Mass Layoffs Trump Is Threatening in Shutdown Fight May Be Illegal

Mass Layoffs Trump Is Threatening in Shutdown Fight May Be Illegal

Reviewer: Tijesunimi

Guest editor from Northfield Mount Hermon School

February 04, 2026

News from: nyt   

  

Throughout the government shutdown, President Trump has repeatedly threatened mass federal layoffs, claiming they are necessary to keep essential services running. Yet budget experts, legal scholars, and union leaders argue the firings are unlawful and politically driven. They see Trump’s actions as an attempt to exploit the fiscal crisis to shrink the government, punish Democrats, and advance his broader agenda of reconfiguring the federal bureaucracy without congressional approval. Thousands of civil servants have already been dismissed under his reorganization efforts, prompting numerous legal challenges over presidential authority.

The White House, led by budget director Russell Vought, directed agencies to treat the shutdown as an “opportunity” to issue reduction-in-force notices for positions lacking funding or deemed inconsistent with Trump’s political goals.
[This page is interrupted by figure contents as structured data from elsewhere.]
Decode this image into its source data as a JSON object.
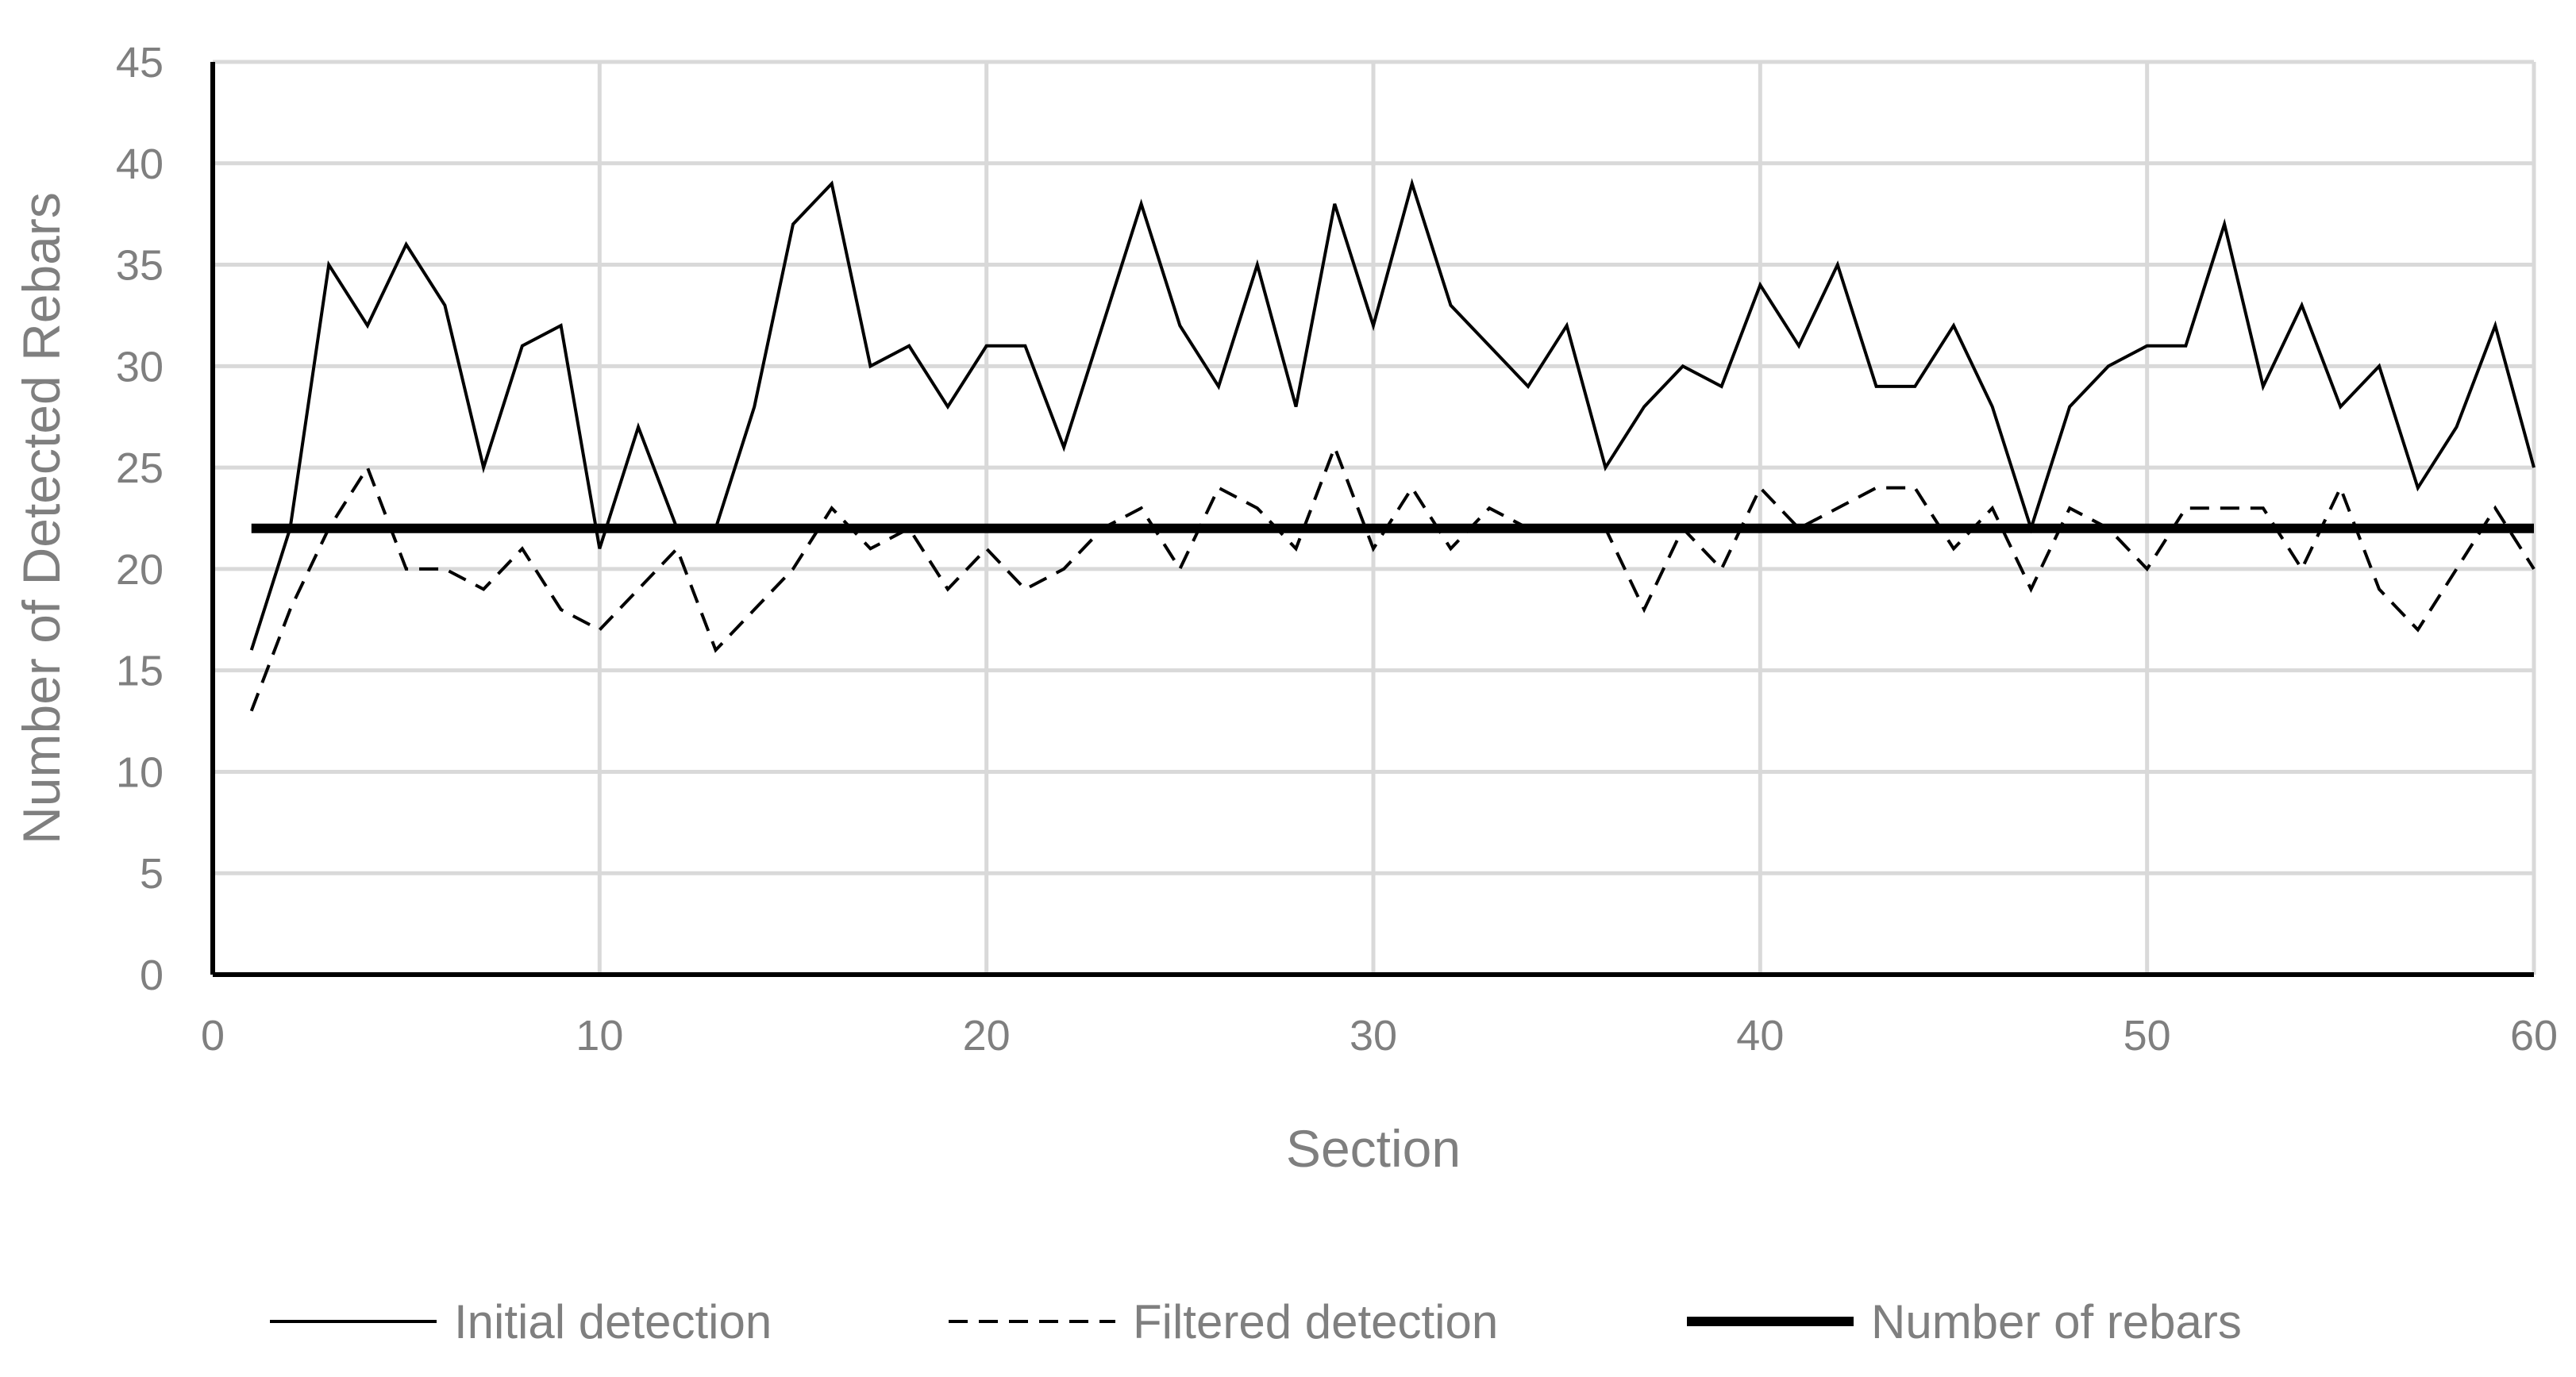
{
  "chart_data": {
    "type": "line",
    "title": "",
    "xlabel": "Section",
    "ylabel": "Number of Detected Rebars",
    "xlim": [
      0,
      60
    ],
    "ylim": [
      0,
      45
    ],
    "x_ticks": [
      0,
      10,
      20,
      30,
      40,
      50,
      60
    ],
    "y_ticks": [
      0,
      5,
      10,
      15,
      20,
      25,
      30,
      35,
      40,
      45
    ],
    "grid": true,
    "legend_position": "bottom",
    "x": [
      1,
      2,
      3,
      4,
      5,
      6,
      7,
      8,
      9,
      10,
      11,
      12,
      13,
      14,
      15,
      16,
      17,
      18,
      19,
      20,
      21,
      22,
      23,
      24,
      25,
      26,
      27,
      28,
      29,
      30,
      31,
      32,
      33,
      34,
      35,
      36,
      37,
      38,
      39,
      40,
      41,
      42,
      43,
      44,
      45,
      46,
      47,
      48,
      49,
      50,
      51,
      52,
      53,
      54,
      55,
      56,
      57,
      58,
      59,
      60
    ],
    "series": [
      {
        "name": "Initial detection",
        "style": "solid",
        "color": "#000000",
        "values": [
          16,
          22,
          35,
          32,
          36,
          33,
          25,
          31,
          32,
          21,
          27,
          22,
          22,
          28,
          37,
          39,
          30,
          31,
          28,
          31,
          31,
          26,
          32,
          38,
          32,
          29,
          35,
          28,
          38,
          32,
          39,
          33,
          31,
          29,
          32,
          25,
          28,
          30,
          29,
          34,
          31,
          35,
          29,
          29,
          32,
          28,
          22,
          28,
          30,
          31,
          31,
          37,
          29,
          33,
          28,
          30,
          24,
          27,
          32,
          25
        ]
      },
      {
        "name": "Filtered detection",
        "style": "dashed",
        "color": "#000000",
        "values": [
          13,
          18,
          22,
          25,
          20,
          20,
          19,
          21,
          18,
          17,
          19,
          21,
          16,
          18,
          20,
          23,
          21,
          22,
          19,
          21,
          19,
          20,
          22,
          23,
          20,
          24,
          23,
          21,
          26,
          21,
          24,
          21,
          23,
          22,
          22,
          22,
          18,
          22,
          20,
          24,
          22,
          23,
          24,
          24,
          21,
          23,
          19,
          23,
          22,
          20,
          23,
          23,
          23,
          20,
          24,
          19,
          17,
          20,
          23,
          20
        ]
      },
      {
        "name": "Number of rebars",
        "style": "thick",
        "color": "#000000",
        "values": [
          22,
          22,
          22,
          22,
          22,
          22,
          22,
          22,
          22,
          22,
          22,
          22,
          22,
          22,
          22,
          22,
          22,
          22,
          22,
          22,
          22,
          22,
          22,
          22,
          22,
          22,
          22,
          22,
          22,
          22,
          22,
          22,
          22,
          22,
          22,
          22,
          22,
          22,
          22,
          22,
          22,
          22,
          22,
          22,
          22,
          22,
          22,
          22,
          22,
          22,
          22,
          22,
          22,
          22,
          22,
          22,
          22,
          22,
          22,
          22
        ]
      }
    ]
  }
}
Unions immediately filed lawsuits, asserting that terminating employees during a funding lapse violates federal law and undermines statutory obligations that keep agencies such as the Department of Housing and Urban Development operational. Critics also condemned the administration for labeling layoff planning an “essential activity,” allowing certain officials to continue working during the shutdown.

Trump has framed the cuts as a fiscal necessity, but analysts across the political spectrum reject that claim. Under the Antideficiency Act, essential services can continue without layoffs, and no modern president has tied job eliminations to a funding lapse. By leveraging workers’ livelihoods as bargaining tools, Trump’s approach emphasizes his willingness to use administrative disruption for political gain, blurring the line between fiscal management and partisan maneuvering.